Université Paris 1 Panthéon-Sorbonne

Les nombreux hommages qui ont suivi l’annonce du décès de Bernard Roussel le 1er avril 2021 (Le Monde, Réforme, École Pratique des Hautes Études – PSL, Laboratoire d’études sur les monothéismes…) ont retracé la riche carrière de celui qui fut, à partir des années 1980, le maître français de l’histoire des protestantismes1. Spécialiste de l’exégèse biblique et du premier évangélisme français, éditeur et commentateur de Calvin, historien des Synodes et Disciplines des Églises réformées, lecteur de Servet et des dissidences spirituelles, pionnier de l’anthropologie historique et de l’étude des rituels anciens, Bernard Roussel a marqué de son savoir et de ses choix chacun des grands domaines qui font aujourd’hui l’histoire des Réformes au xvie siècle. Il faut ajouter sa contribution à l’internationalisation de la discipline, avant même que son élection à l’EPHE en 1985 n’ait fait de sa chaire (« Histoire et théologie de la Réforme », rebaptisée en 1996 « Réformes et protestantismes dans l’Europe moderne ») un des centres mondiaux de la recherche. Bernard Roussel a bâti son œuvre d’historien dans une conversation permanente avec ses collègues de Suisse (Pierre Fraenkel †, Francis Higman †, Irena Backus †, Philip Benedict, Kaspar von Greyerz, Christian Grosse), de Belgique (Jean-François Gilmont †), d’Amérique du Nord (Heiko Oberman †, David Steinmetz †, R. Gerald Hobbs, Raymond Mentzer, Jonathan Reid), de Russie (Mikhail Dmitriev), d’Allemagne, autour notamment de l’« école de Göttingen » (Bernd Moeller †, Antje Roggenkamp, Thomas Kaufmann, Patrice Veit) mais aussi à Berlin (Heinz Schilling) – et jusqu’au Japon (Kenzo Tagawa).

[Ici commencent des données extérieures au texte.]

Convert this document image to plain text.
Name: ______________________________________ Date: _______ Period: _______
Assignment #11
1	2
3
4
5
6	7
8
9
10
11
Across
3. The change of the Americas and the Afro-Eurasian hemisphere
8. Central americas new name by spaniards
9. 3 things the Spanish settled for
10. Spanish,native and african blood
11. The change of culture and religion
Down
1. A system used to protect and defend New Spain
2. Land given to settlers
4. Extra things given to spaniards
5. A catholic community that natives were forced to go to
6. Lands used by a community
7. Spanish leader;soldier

Le monde entier s’est retrouvé dans les Mélanges qui lui furent offerts en 20132.

Ce qui fait l’unité d’une œuvre fait aussi souvent le secret d’une vie. Dans une conférence mémorable prononcée en 2003, au moment où il quittait sa chaire de l’EPHE, Bernard Roussel s’était un peu livré3. Son plaidoyer pour l’anthropologie historique des premiers protestantismes, aboutissement de trente ans de recherche, se liait à un goût plus ancien, mal connu sans qu’il s’en cachât, pour un « protestantisme populaire », celui dans lequel il avait grandi à Marseille et qu’il avait retrouvé comme prédicateur en Algérie. Dans une historiographie souvent élitaire, attachée à la contribution des protestants à la dynamique des droits mais facilement prise au piège de l’étatisme, cette fidélité au petit peuple de l’Évangile, loin en outre de ses centres historiques, signifiait une forme de discrète rupture. Elle motivait l’intransigeant mépris de Roussel pour tout ce qui, dans la recherche, ne servait qu’à perpétuer l’entre-soi confessionnel et l’orgueil minoritaire. Bernard Roussel pensait que l’exigence de laïcité devait d’abord s’appliquer à ceux, les protestants, qui s’imaginent en être les inventeurs. Il ne tolérait pas la moindre complaisance communautaire. Ce n’était pas qu’un trait de caractère (et il en avait !) : tout cela a nourri une proposition d’historien.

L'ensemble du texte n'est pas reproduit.